Uma amiga que estudou na Inglaterra conta que aos 16 anos tinha aula de Política, analisando a organização do Estado e o funcionamento das instituições. E os alunos aprendiam a debater. Certa ocasião, a turma foi dividida em dois times para um debate: uns defenderiam o grampo de papel, outros tentariam mostrar a superioridade do grampo de cabelo. Não importava a mínima quem ganharia. O que pesava era a maneira de discutir. A avaliação dos alunos levava em conta quem apresentava argumentos pertinentes, não gritava, esperava a vez de falar, era impessoal, se apoiava em dados concretos, refutava de modo consistente.
Em minha infância, muitas vezes perguntei a meus pais sobre política. É claro que me respondiam segundo suas opiniões. Mas deixavam espaço. Lembro de ficar algum tempo pensando se seria melhor o Brasil aceitar que estrangeiros com dinheiro viessem explorar o petróleo e só nos deixassem uma parte pequena, ou se seria preferível não explorar nada enquanto não tivéssemos os recursos, mesmo ao risco de perdermos o bonde. Por volta dos 10 anos, concluí que era convicta defensora de “O petróleo é nosso”. Mas depois examinei com frieza as razões da concessão frente à partilha. Também escolhi ser parlamentarista após ter pesado muito os argumentos — o que me faz respeitar o presidencialismo e achar, hoje, que talvez uma forma de semipresidencialismo possa ser preferível.
Isso me faz voltar ao plebiscito.
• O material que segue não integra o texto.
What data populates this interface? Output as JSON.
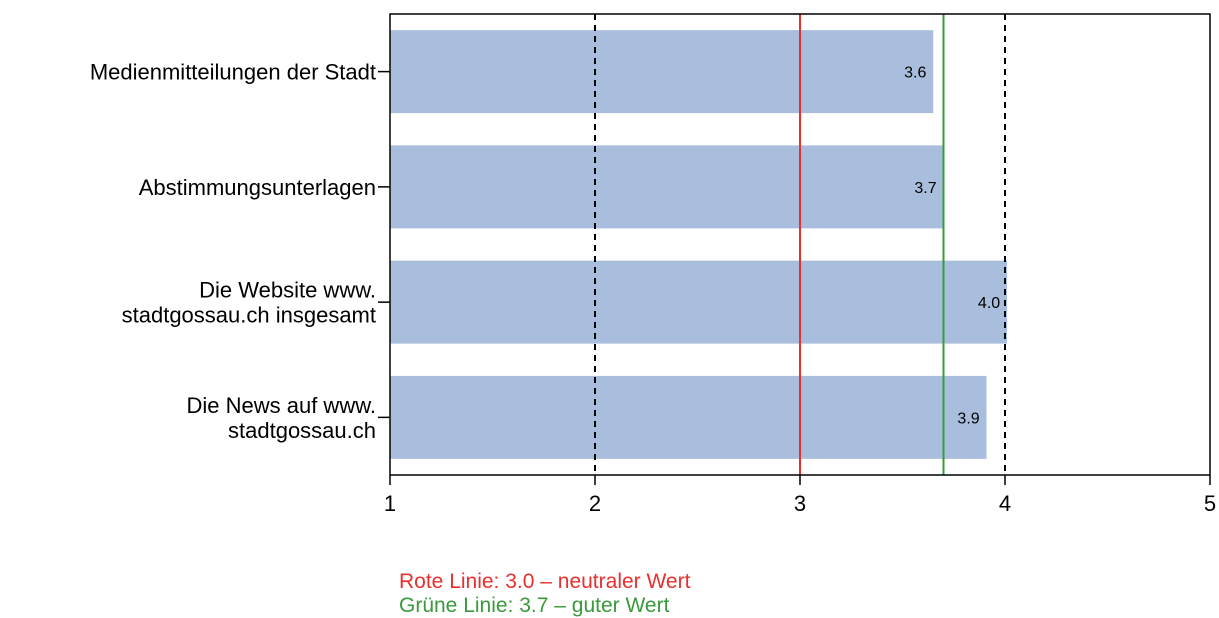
{
  "chart_data": {
    "type": "bar",
    "orientation": "horizontal",
    "categories": [
      [
        "Medienmitteilungen der Stadt"
      ],
      [
        "Abstimmungsunterlagen"
      ],
      [
        "Die Website www.",
        "stadtgossau.ch insgesamt"
      ],
      [
        "Die News auf www.",
        "stadtgossau.ch"
      ]
    ],
    "values": [
      3.65,
      3.7,
      4.01,
      3.91
    ],
    "value_labels": [
      "3.6",
      "3.7",
      "4.0",
      "3.9"
    ],
    "xlim": [
      1,
      5
    ],
    "xticks": [
      "1",
      "2",
      "3",
      "4",
      "5"
    ],
    "grid": "vertical dashed at 2 and 4",
    "reference_lines": [
      {
        "value": 3.0,
        "color": "#e8312f"
      },
      {
        "value": 3.7,
        "color": "#3a9a3c"
      }
    ],
    "bar_color": "#a8bedc",
    "title": "",
    "xlabel": "",
    "ylabel": ""
  },
  "legend": {
    "red_text": "Rote Linie: 3.0 – neutraler Wert",
    "green_text": "Grüne Linie: 3.7 – guter Wert",
    "red_color": "#e8312f",
    "green_color": "#3a9a3c"
  }
}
Andam falando em plebiscito revocatório na Venezuela. Pode ser útil ter algum mecanismo desses, de recall de presidente. É menos traumático que impeachment, um sintoma de problemas no funcionamento da democracia representativa quando temos dois em 25 anos. Já que não há o voto de desconfiança como no parlamentarismo, nem o ostracismo da velha democracia ateniense, pode ser bom debater alternativas.
A reforma política é prioridade absoluta da nação. A educação também. É assustador ver que são encaradas tão levianamente, com veementes palavras de ordem e desqualificação das ideias alheias, por gente que nem se dá ao trabalho de ler as propostas. O futuro exige que examinemos esses assuntos com cuidado e isenção.